Hundreds of YNHH health care staff, COVID-19 patients given antibody tests
Healthcare workers and COVID-19 patients at Yale New Haven Hospital (YNHH) have begun receiving blood tests designed by Yale scientists to detect antibodies to the virus, yielding information researchers hope will answer important questions about the nature of the global pandemic.
The new serum antibody tests would reveal which healthcare workers were exposed to the virus in the past and might have immunity to re-infections, potentially allowing them to safely work around COVID-19 patients. Giving the test to patients with a confirmed diagnosis of COVID-19 will help establish its accuracy. The new test, intended for research purposes, has not yet been approved for use in the clinic. Data generated by the tests will ultimately help researchers answer various questions presented by the novel coronavirus, the most pressing of which are whether people exposed to the virus are immune to re-infection and whether antibodies against the virus can paradoxically worsen illness.
“We want to know what proportion of people were infected and if antibodies protect you from re-infection once you come out of lockdown,” said Yale’s Albert Ko, department chair and professor of epidemiology (microbial diseases) and of medicine (infectious diseases).
Ko and team are also investigating whether antibodies against the SARS-CoV-2 virus can in some cases be harmful by helping trigger the devastating “cytokine storm” immune response that can fill lungs with fluid and shut down major organs, including the heart and kidneys.
“Understanding the quality of a patient’s antibody response is therefore very important in giving assurance that a person is immune,” said Aaron Ring, assistant professor of immunobiology. “Also, if harmful antibody responses can be identified, this may suggest new therapeutic strategies for COVID-19.”

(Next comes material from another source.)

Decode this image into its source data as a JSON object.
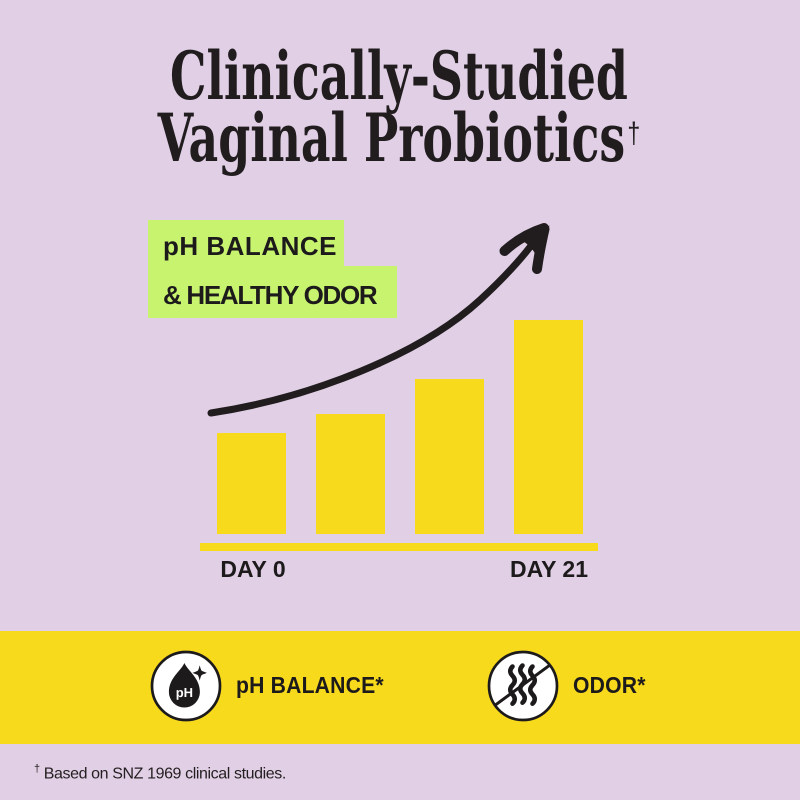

The new blood serum test can pick up antibodies generated by the immune system in the days and weeks following infection with COVID-19. However, the lack of antibody tests, and questions about their accuracy, have limited their widespread use.
While the Food and Drug Administration is expected to approve antibody tests this week, the lack of testing capability prompted a team of Yale researchers headed by Ko, Ring, and members of their clinical and research groups — including YNHH physician Camila Odio, associate research scientist Arnau Casanovas Massana, and bioengineering graduate student Feimei Liu — to get a head start on the process. They have already examined antibody responses to a coronavirus protein in hundreds of patient and healthcare worker samples, and they are now bringing new tests online to check whether antibodies are produced in response to other viral proteins as well.
One key question they hope to answer is whether antibodies generated by COVID-19 actually prevent re-infection, as they do against strains of flu virus. If so, policymakers may be able to relax social distancing guidelines for those who possess these antibodies, and allow them to re-enter the workforce. However, common cold viruses, for instance, also generate antibodies but they do not protect people from re-exposure.
“Not all antibodies are created equal,” Ko said.
The data generated by antibody tests might help guide in the development of vaccines, Ko said.
“We need to know what drives protective responses to the virus to help spur vaccine development,” he said.